1 of 4. Ethnic Uighurs wait with sticks behind a road block in their neighbourhood in Urumqi in China's Xinjiang Autonomous Region in this July 8, 2009 file photo.

Credit: Reuters/ Nir Elias

PHNOM PENH | Sat Dec 19, 2009 11:22pm EST

PHNOM PENH (Reuters) - Cambodia has deported back to China 20 Muslim Uighurs who fled the country after deadly ethnic violence this year, a government official said on Sunday, despite concerns they will face persecution by Beijing.

The Uighurs, a Turkic Muslim ethnic group involved in rioting in western China that killed nearly 200 people in July, were smuggled into Cambodia in recent weeks and applied for asylum at the United Nations refugee agency office in Phnom Penh.

Human rights groups say they fear for the lives of the Uighurs if they are deported to China.

They were deported late on Saturday, said Foreign Ministry spokesman Koy Kuong. "We were implementing the immigration laws of the country. They came to Cambodia illegally. We had to apply our immigration law," he added.

The deportation coincides with a visit to Cambodia on Sunday by Chinese Vice-President Xi Jinping, who is expected to sign 14 pacts related to infrastructure construction, grants and loans.

The Washington-based Uighur American Association said the 20 will likely face torture and possible execution, citing the case of Shaheer Ali, a Uighur political activist who fled to Nepal in 2000 and was granted refugee status by the United Nations.

He was forcibly returned to China from Nepal in 2002 and executed a year later, according to state media.

U.N. DENOUNCES DEPORATION

The United Nations refugee agency office condemned the deportation. "The forced return of asylum-seekers without a full examination of their asylum claims is a serious breach of international refugee law," the United Nations High Commissioner for Refugees (UNHCR) office said in a statement.

UNHCR spokeswoman Kitty McKinsey said her agency had sent staff to Phnom Penh's main airport on Saturday to try to physically stop the deportation, but authorities circumvented this using a military airport instead.

Two of the original group of 22 Uighurs had disappeared while being transferred around Phnom Penh, she added.

The U.S. embassy in Phnom Penh said it was "deeply disturbed" the Uighurs may be forcibly returned.

Beijing has called the asylum seekers "criminals," although it has offered no evidence to back up the allegations.

China is Cambodia's biggest investor, having poured more than $1 billion in foreign direct investment into the country.

Rights groups say Cambodia is flouting a 1951 convention on refugees in which it pledged not to return asylum seekers to countries where they will face persecution.
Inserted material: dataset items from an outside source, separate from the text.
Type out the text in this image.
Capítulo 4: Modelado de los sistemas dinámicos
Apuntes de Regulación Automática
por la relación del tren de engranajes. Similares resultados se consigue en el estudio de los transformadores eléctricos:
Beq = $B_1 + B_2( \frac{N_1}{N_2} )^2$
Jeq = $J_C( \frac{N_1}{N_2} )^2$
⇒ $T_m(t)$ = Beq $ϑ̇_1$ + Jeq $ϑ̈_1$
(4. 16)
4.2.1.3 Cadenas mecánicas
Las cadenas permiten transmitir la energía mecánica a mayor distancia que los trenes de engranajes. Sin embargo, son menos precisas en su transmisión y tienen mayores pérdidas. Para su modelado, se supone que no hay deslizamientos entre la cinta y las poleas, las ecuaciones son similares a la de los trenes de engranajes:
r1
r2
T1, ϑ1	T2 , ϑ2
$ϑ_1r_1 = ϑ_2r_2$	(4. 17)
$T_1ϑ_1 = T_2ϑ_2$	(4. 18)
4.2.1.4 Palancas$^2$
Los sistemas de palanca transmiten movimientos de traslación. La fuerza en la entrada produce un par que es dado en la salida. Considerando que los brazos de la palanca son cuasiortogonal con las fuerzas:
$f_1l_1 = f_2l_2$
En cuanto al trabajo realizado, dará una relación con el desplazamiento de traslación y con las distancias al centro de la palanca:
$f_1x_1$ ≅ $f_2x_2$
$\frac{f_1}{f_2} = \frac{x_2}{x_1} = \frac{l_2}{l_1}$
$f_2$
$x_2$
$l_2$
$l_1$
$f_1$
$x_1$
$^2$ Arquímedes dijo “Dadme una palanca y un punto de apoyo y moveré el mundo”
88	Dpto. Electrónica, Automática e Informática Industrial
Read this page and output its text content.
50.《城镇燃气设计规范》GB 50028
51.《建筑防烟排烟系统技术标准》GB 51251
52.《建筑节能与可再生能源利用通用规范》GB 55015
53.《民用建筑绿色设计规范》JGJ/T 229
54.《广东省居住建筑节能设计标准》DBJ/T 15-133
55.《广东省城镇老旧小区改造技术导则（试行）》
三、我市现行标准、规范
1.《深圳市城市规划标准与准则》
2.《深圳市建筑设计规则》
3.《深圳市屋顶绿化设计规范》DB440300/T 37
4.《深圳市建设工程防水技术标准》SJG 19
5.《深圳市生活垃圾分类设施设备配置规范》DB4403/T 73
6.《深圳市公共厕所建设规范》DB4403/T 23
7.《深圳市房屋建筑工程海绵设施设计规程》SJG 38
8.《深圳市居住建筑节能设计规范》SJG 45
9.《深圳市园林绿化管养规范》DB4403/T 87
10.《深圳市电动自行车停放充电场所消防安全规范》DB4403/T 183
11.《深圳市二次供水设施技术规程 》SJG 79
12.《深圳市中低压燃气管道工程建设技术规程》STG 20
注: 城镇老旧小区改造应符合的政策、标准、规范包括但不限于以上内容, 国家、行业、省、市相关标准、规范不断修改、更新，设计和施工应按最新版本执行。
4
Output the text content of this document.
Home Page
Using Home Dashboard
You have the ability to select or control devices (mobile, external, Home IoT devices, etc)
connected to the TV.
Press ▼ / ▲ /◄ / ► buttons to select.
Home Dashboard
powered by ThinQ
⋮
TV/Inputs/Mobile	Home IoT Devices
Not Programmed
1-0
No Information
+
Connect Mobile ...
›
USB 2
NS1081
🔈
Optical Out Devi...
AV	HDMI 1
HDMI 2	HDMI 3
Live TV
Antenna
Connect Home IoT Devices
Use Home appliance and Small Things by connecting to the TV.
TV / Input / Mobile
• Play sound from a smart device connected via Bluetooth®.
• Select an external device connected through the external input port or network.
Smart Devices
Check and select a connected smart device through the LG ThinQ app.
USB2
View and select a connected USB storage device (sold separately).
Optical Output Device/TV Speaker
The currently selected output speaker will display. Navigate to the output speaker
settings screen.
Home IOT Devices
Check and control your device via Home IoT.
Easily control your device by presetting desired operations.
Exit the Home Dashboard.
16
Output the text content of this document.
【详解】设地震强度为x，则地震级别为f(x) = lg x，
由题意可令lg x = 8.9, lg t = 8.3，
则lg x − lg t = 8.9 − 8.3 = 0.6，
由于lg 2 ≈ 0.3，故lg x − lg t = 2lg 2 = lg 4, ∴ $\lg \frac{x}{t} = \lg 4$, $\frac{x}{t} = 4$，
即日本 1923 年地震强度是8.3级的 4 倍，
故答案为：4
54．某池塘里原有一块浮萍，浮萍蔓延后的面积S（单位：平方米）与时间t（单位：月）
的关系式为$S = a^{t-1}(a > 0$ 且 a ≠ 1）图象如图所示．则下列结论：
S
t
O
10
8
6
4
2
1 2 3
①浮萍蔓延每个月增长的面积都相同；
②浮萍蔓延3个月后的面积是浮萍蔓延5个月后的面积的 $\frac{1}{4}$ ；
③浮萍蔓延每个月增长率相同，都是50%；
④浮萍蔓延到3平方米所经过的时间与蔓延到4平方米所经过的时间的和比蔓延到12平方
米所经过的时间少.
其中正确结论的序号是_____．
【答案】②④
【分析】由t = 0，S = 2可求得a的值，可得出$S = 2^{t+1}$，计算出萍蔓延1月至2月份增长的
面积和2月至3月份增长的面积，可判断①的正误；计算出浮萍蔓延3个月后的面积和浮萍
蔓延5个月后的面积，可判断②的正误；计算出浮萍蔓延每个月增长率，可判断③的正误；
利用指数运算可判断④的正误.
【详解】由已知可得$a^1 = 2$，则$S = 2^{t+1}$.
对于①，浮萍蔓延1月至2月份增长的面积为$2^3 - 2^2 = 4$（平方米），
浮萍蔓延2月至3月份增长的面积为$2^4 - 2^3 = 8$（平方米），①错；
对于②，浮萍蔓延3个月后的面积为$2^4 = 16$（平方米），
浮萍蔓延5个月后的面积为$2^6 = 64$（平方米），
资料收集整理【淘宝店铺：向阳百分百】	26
Cambodia is one of two Southeast Asian nations to have signed the convention.

The July 5 riots, which began with protests against attacks on Uighur workers in south China, killed 197 people, most of them Han Chinese. More than 1,600 were injured, official figures show.

At least eight people have been sentenced to death for murder and other crimes during the rioting, and nine other people have been executed, Chinese state media have reported.